Chlamydia is the most common bacterial STD in the United States - 1.2 million cases were documented in 2008 - and young people particularly are at risk. Results from a recent study indicate that testing and treatment efforts targeting only females are not adequate to reduce incidence of the disease. "If our goal is to reduce the prevalence of chlamydia in our young people, we're going to have to pay attention to finding and treating [their] partners," said Dr. Byron Batteiger, a professor at Indiana University's School of Medicine and lead author of the study.
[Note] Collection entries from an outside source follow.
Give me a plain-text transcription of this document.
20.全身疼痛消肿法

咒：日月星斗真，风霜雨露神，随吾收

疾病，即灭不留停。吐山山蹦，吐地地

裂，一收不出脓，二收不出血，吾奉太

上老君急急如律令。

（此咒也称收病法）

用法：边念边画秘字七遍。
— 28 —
From 1999 to 2009, Batteiger and colleagues followed nearly 400 urban teenage girls for an average of three years. Every three months, participants met with health care professionals and underwent chlamydia testing. Any infection was treated promptly. The girls also kept six-month diaries so they could discuss sexual activity, boyfriends, and condom use with providers.
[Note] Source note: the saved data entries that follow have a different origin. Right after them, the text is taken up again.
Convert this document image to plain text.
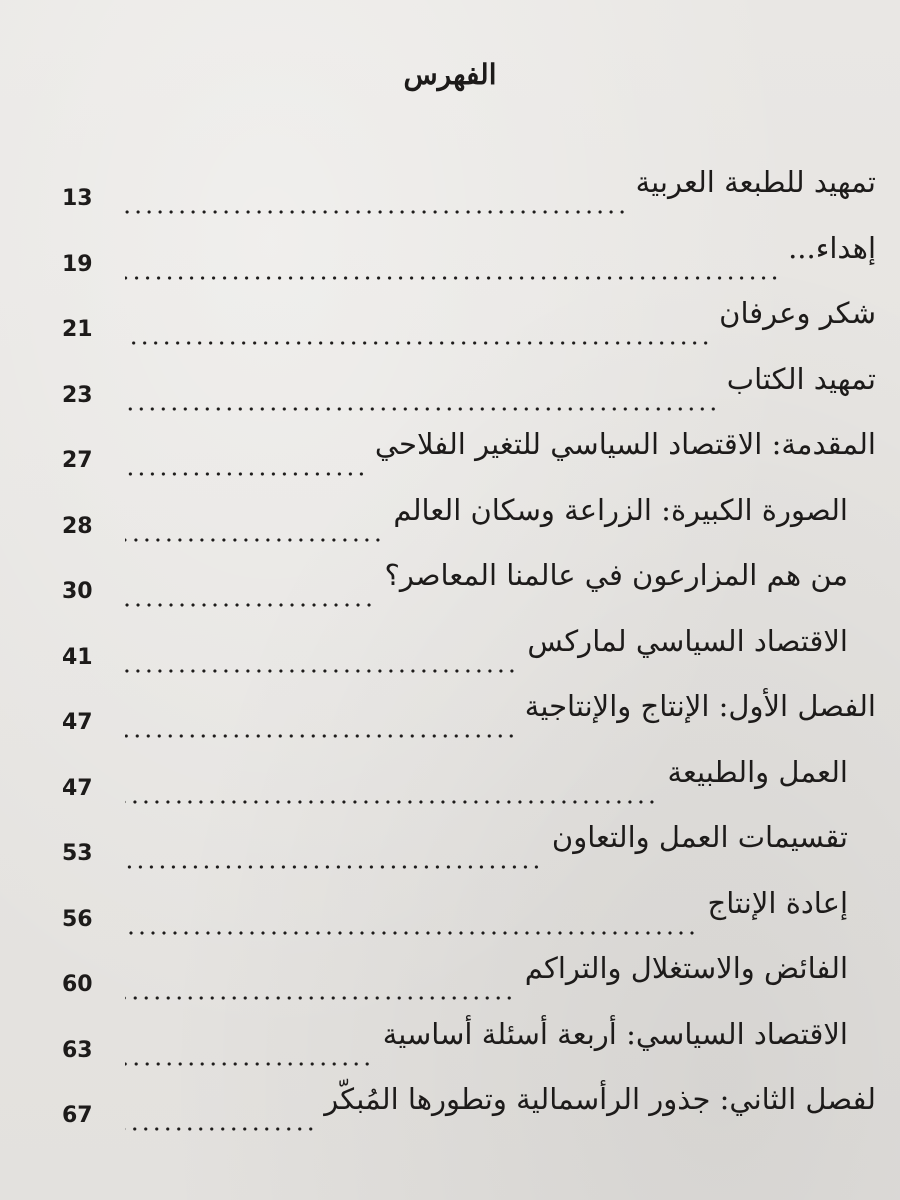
الفهرس
تمهيد للطبعة العربية
13
إهداء...
19
شكر وعرفان
21
تمهيد الكتاب
23
المقدمة: الاقتصاد السياسي للتغير الفلاحي
27
الصورة الكبيرة: الزراعة وسكان العالم
28
من هم المزارعون في عالمنا المعاصر؟
30
الاقتصاد السياسي لماركس
41
الفصل الأول: الإنتاج والإنتاجية
47
العمل والطبيعة
47
تقسيمات العمل والتعاون
53
إعادة الإنتاج
56
الفائض والاستغلال والتراكم
60
الاقتصاد السياسي: أربعة أسئلة أساسية
63
لفصل الثاني: جذور الرأسمالية وتطورها المُبكّر
67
Given this optimal situation - highly motivated, informed girls under the regular care of providers - the chlamydia infection rate should have declined significantly. Instead, it stayed level, ranging from 10.4 percent to 10.9 percent at key points during the study.
The reason for the persistently high rates was re-infection, said the researchers. Sixty-one girls acquired chlamydia a second time, and 60 were re-infected three to nine times.
According to Batteiger, 313 male sex partners of the participants were brought in for testing. Of these young men, roughly 26 percent were found to have chlamydia, "a very high level of infection in this pool," he said. The girls with chlamydia infections named a total of 1,387 male partners, so the boyfriends who were tested represented less than a quarter of potentially infected partners.
Thus, "Frequent testing and treatment of women alone will not suffice" in reducing chlamydia in high-risk populations, the team concluded. Aggressive screening and treatment must also target young men, they said.
The study, "Repeated Chlamydia trachomatis Genital Infections in Adolescent Women," was published in the Journal of Infectious Diseases (2010;201:42-51).